A very small version of my problem goes like this:
I have a number of time series
library(data.table)
library(forecast)
library(tidyverse)
x <-arima.sim(list(order = c(1,1,0), ar = 0.7), n = 100)
y <- arima.sim(list(order = c(1,1,0), ar = 0.1), n = 100)
data <- data.frame(x,y) %>% gather(var,value) # place into a data.frame
And I have modeled these with the fantastic forecast package, using auto.arima and data.table (in reality I have 400+ ts)
models <- setDT(data)[,list(model=list(auto.arima(value))), by = var]
Which works wonders, my question is how do I update the Arima models for new data?
I have been trying to do something along the lines of
models <-setDT(data)[,list(model=list(Arima(value, model = models$model))), by = var]
But am having no luck!
I have a solution - but would love to know if there is a more R/data.table way to do this?
Note: As I was working to a solution, I changed the data to simulated ARIMA processes - to make sure the models were being updated correctly.
Solution:
x <-arima.sim(list(order = c(1,1,0), ar = 0.7), n = 100)
y <- arima.sim(list(order = c(1,1,0), ar = 0.1), n = 100)
data <- data.frame(x,y) %>% gather(var,value) # place into a data.frame
models <- setDT(data)[,list(model=list(auto.arima(value))), by = var]
x <-arima.sim(list(order = c(1,1,0), ar = 0.7), n = 200)
y <- arima.sim(list(order = c(1,1,0), ar = 0.1), n = 200)

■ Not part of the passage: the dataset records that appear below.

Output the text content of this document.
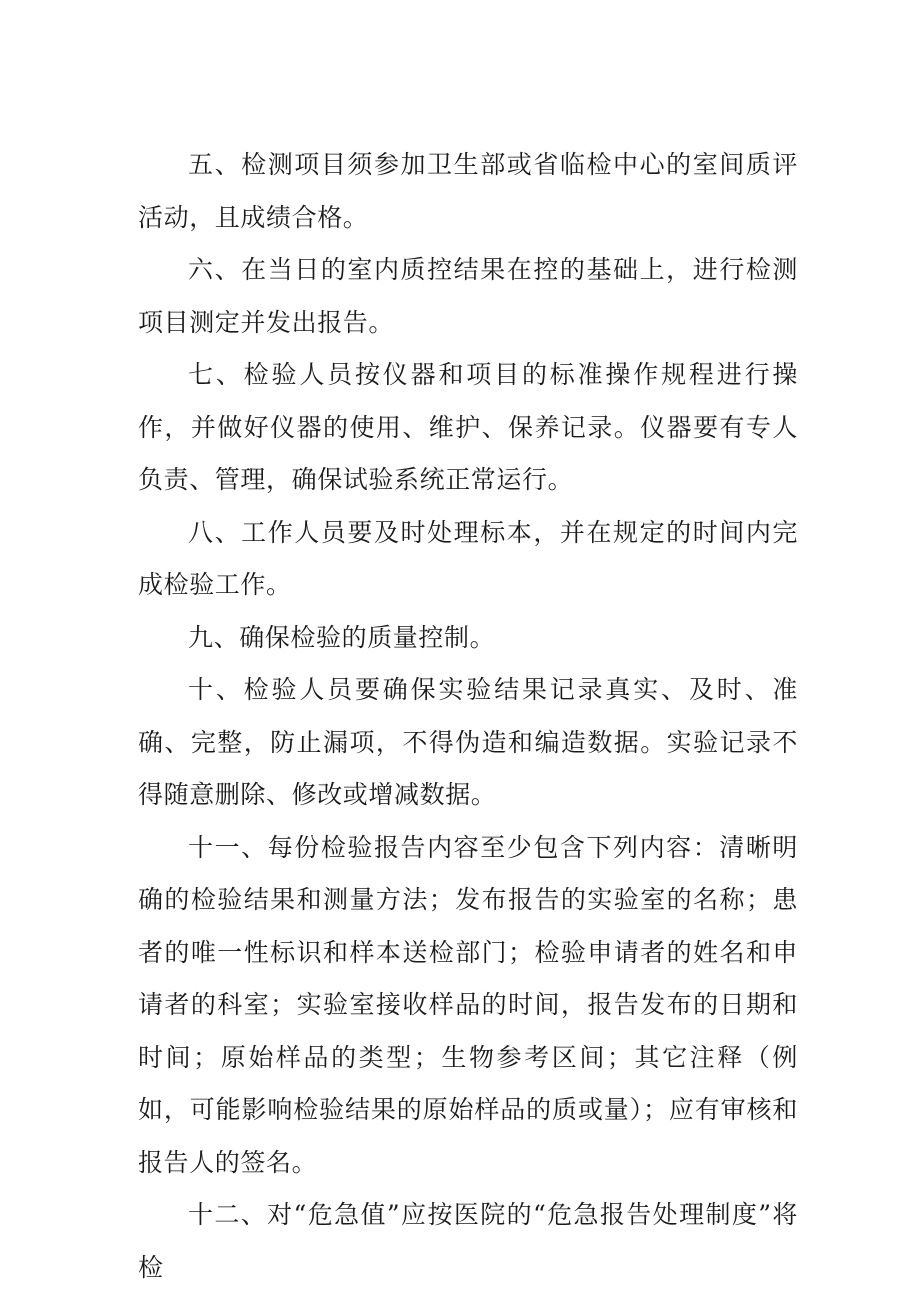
五、检测项目须参加卫生部或省临检中心的室间质评活动，且成绩合格。

六、在当日的室内质控结果在控的基础上，进行检测项目测定并发出报告。

七、检验人员按仪器和项目的标准操作规程进行操作，并做好仪器的使用、维护、保养记录。仪器要有专人负责、管理，确保试验系统正常运行。

八、工作人员要及时处理标本，并在规定的时间内完成检验工作。

九、确保检验的质量控制。

十、检验人员要确保实验结果记录真实、及时、准确、完整，防止漏项，不得伪造和编造数据。实验记录不得随意删除、修改或增减数据。

十一、每份检验报告内容至少包含下列内容：清晰明确的检验结果和测量方法；发布报告的实验室的名称；患者的唯一性标识和样本送检部门；检验申请者的姓名和申请者的科室；实验室接收样品的时间，报告发布的日期和时间；原始样品的类型；生物参考区间；其它注释（例如，可能影响检验结果的原始样品的质或量）；应有审核和报告人的签名。

十二、对“危急值”应按医院的“危急报告处理制度”将检
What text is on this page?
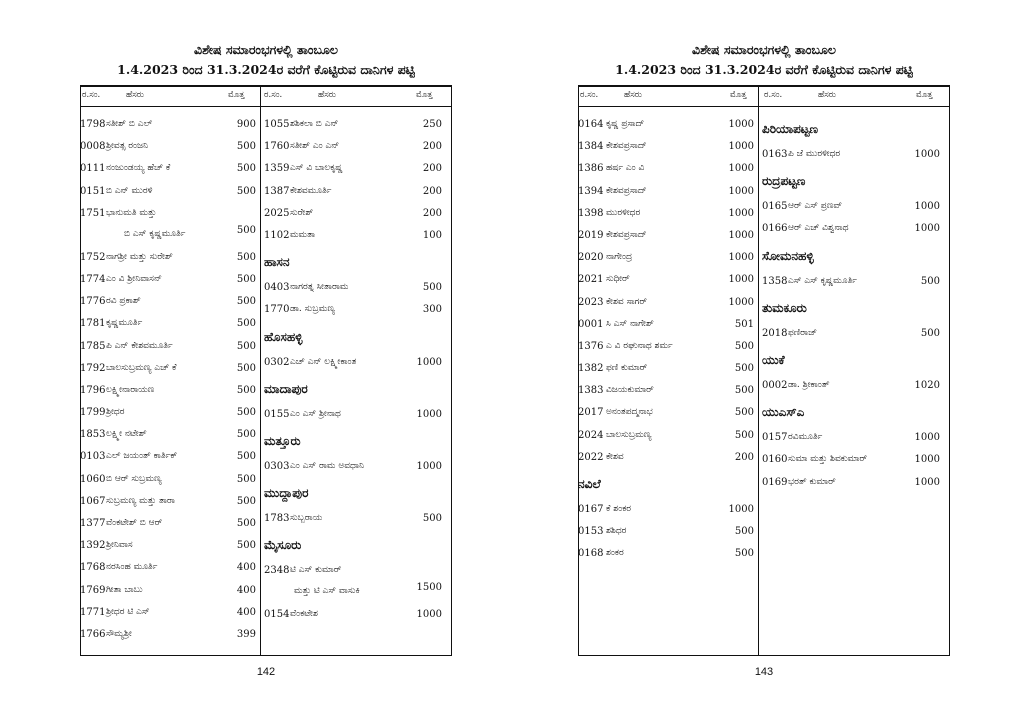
ವಿಶೇಷ ಸಮಾರಂಭಗಳಲ್ಲಿ ತಾಂಬೂಲ
1.4.2023 ರಿಂದ 31.3.2024ರ ವರೆಗೆ ಕೊಟ್ಟಿರುವ ದಾನಿಗಳ ಪಟ್ಟಿ
ರ.ಸಂ.	ಹೆಸರು	ಮೊತ್ತ ರ.ಸಂ.	ಹೆಸರು	ಮೊತ್ತ
1798 ಸತೀಶ್ ಬಿ ಎಲ್	900
0008 ಶ್ರೀವತ್ಸ ರಂಜನಿ	500
0111 ನಂಜುಂಡಯ್ಯ ಹೆಚ್ ಕೆ	500
0151 ಬಿ ಎನ್ ಮುರಳಿ	500
1751 ಭಾನುಮತಿ ಮತ್ತು
ಬಿ ಎಸ್ ಕೃಷ್ಣಮೂರ್ತಿ	500
1752 ನಾಗಶ್ರೀ ಮತ್ತು ಸುರೇಶ್	500
1774 ಎಂ ವಿ ಶ್ರೀನಿವಾಸನ್	500
1776 ರವಿ ಪ್ರಕಾಶ್	500
1781 ಕೃಷ್ಣಮೂರ್ತಿ	500
1785 ಪಿ ಎನ್ ಕೇಶವಮೂರ್ತಿ	500
1792 ಬಾಲಸುಬ್ರಮಣ್ಯ ಎಚ್ ಕೆ	500
1796 ಲಕ್ಷ್ಮೀನಾರಾಯಣ	500
1799 ಶ್ರೀಧರ	500
1853 ಲಕ್ಷ್ಮೀ ನಟೇಶ್	500
0103 ಎಲ್ ಜಯಂತ್ ಕಾರ್ತಿಕ್	500
1060 ಬಿ ಆರ್ ಸುಬ್ರಮಣ್ಯ	500
1067 ಸುಬ್ರಮಣ್ಯ ಮತ್ತು ತಾರಾ	500
1377 ವೆಂಕಟೇಶ್ ಬಿ ಆರ್	500
1392 ಶ್ರೀನಿವಾಸ	500
1768 ನರಸಿಂಹ ಮೂರ್ತಿ	400
1769 ಗೀತಾ ಬಾಬು	400
1771 ಶ್ರೀಧರ ಟಿ ಎಸ್	400
1766 ಸೌಮ್ಯಶ್ರೀ	399
1055 ಶಶಿಕಲಾ ಬಿ ಎನ್	250
1760 ಸತೀಶ್ ಎಂ ಎನ್	200
1359 ಎಸ್ ವಿ ಬಾಲಕೃಷ್ಣ	200
1387 ಕೇಶವಮೂರ್ತಿ	200
2025 ಸುರೇಶ್	200
1102 ಮಮತಾ	100
ಹಾಸನ
0403 ನಾಗರತ್ನ ಸೀತಾರಾಮ	500
1770 ಡಾ. ಸುಬ್ರಮಣ್ಯ	300
ಹೊಸಹಳ್ಳಿ
0302 ಎಚ್ ಎನ್ ಲಕ್ಷ್ಮೀಕಾಂತ	1000
ಮಾದಾಪುರ
0155 ಎಂ ಎಸ್ ಶ್ರೀನಾಥ	1000
ಮತ್ತೂರು
0303 ಎಂ ಎಸ್ ರಾಮ ಅವಧಾನಿ	1000
ಮುದ್ದಾಪುರ
1783 ಸುಬ್ಬರಾಯ	500
ಮೈಸೂರು
2348 ಟಿ ಎಸ್ ಕುಮಾರ್
ಮತ್ತು ಟಿ ಎಸ್ ವಾಸುಕಿ	1500
0154 ವೆಂಕಟೇಶ	1000
142
ವಿಶೇಷ ಸಮಾರಂಭಗಳಲ್ಲಿ ತಾಂಬೂಲ
1.4.2023 ರಿಂದ 31.3.2024ರ ವರೆಗೆ ಕೊಟ್ಟಿರುವ ದಾನಿಗಳ ಪಟ್ಟಿ
ರ.ಸಂ.	ಹೆಸರು	ಮೊತ್ತ ರ.ಸಂ.	ಹೆಸರು	ಮೊತ್ತ
0164 ಕೃಷ್ಣ ಪ್ರಸಾದ್	1000
1384 ಕೇಶವಪ್ರಸಾದ್	1000
1386 ಹರ್ಷ ಎಂ ವಿ	1000
1394 ಕೇಶವಪ್ರಸಾದ್	1000
1398 ಮುರಳೀಧರ	1000
2019 ಕೇಶವಪ್ರಸಾದ್	1000
2020 ನಾಗೇಂದ್ರ	1000
2021 ಸುಧೀರ್	1000
2023 ಕೇಶವ ಸಾಗರ್	1000
0001 ಸಿ ಎಸ್ ನಾಗೇಶ್	501
1376 ಎ ವಿ ರಘುನಾಥ ಶರ್ಮ	500
1382 ಫಣಿ ಕುಮಾರ್	500
1383 ವಿಜಯಕುಮಾರ್	500
2017 ಅನಂತಪದ್ಮನಾಭ	500
2024 ಬಾಲಸುಬ್ರಮಣ್ಯ	500
2022 ಕೇಶವ	200
ನವಿಲೆ
0167 ಕೆ ಶಂಕರ	1000
0153 ಶಶಿಧರ	500
0168 ಶಂಕರ	500
ಪಿರಿಯಾಪಟ್ಟಣ
0163 ಪಿ ಜೆ ಮುರಳೀಧರ	1000
ರುದ್ರಪಟ್ಟಣ
0165 ಆರ್ ಎಸ್ ಪ್ರಣವ್	1000
0166 ಆರ್ ಎಚ್ ವಿಶ್ವನಾಥ	1000
ಸೋಮನಹಳ್ಳಿ
1358 ಎಸ್ ಎಸ್ ಕೃಷ್ಣಮೂರ್ತಿ	500
ತುಮಕೂರು
2018 ಫಣಿರಾಜ್	500
ಯುಕೆ
0002 ಡಾ. ಶ್ರೀಕಾಂತ್	1020
ಯುಎಸ್ಎ
0157 ರವಿಮೂರ್ತಿ	1000
0160 ಸುಮಾ ಮತ್ತು ಶಿವಕುಮಾರ್	1000
0169 ಭರತ್ ಕುಮಾರ್	1000
143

data_updated <- data.frame(x,y) %>% gather(var,value) # place updated data into data.frame
data_updated <- setDT(data_updated)[, list(dat=list(value)), by = var] # turn this into lists
#Use a loop to update the models
for(i in unique(models$var)){
models[var == paste0(i)][[1,2]] <- Arima(data_updated[var == paste0(i)][[1,2]] ,model = models[var == paste0(i)][[1,2]])
}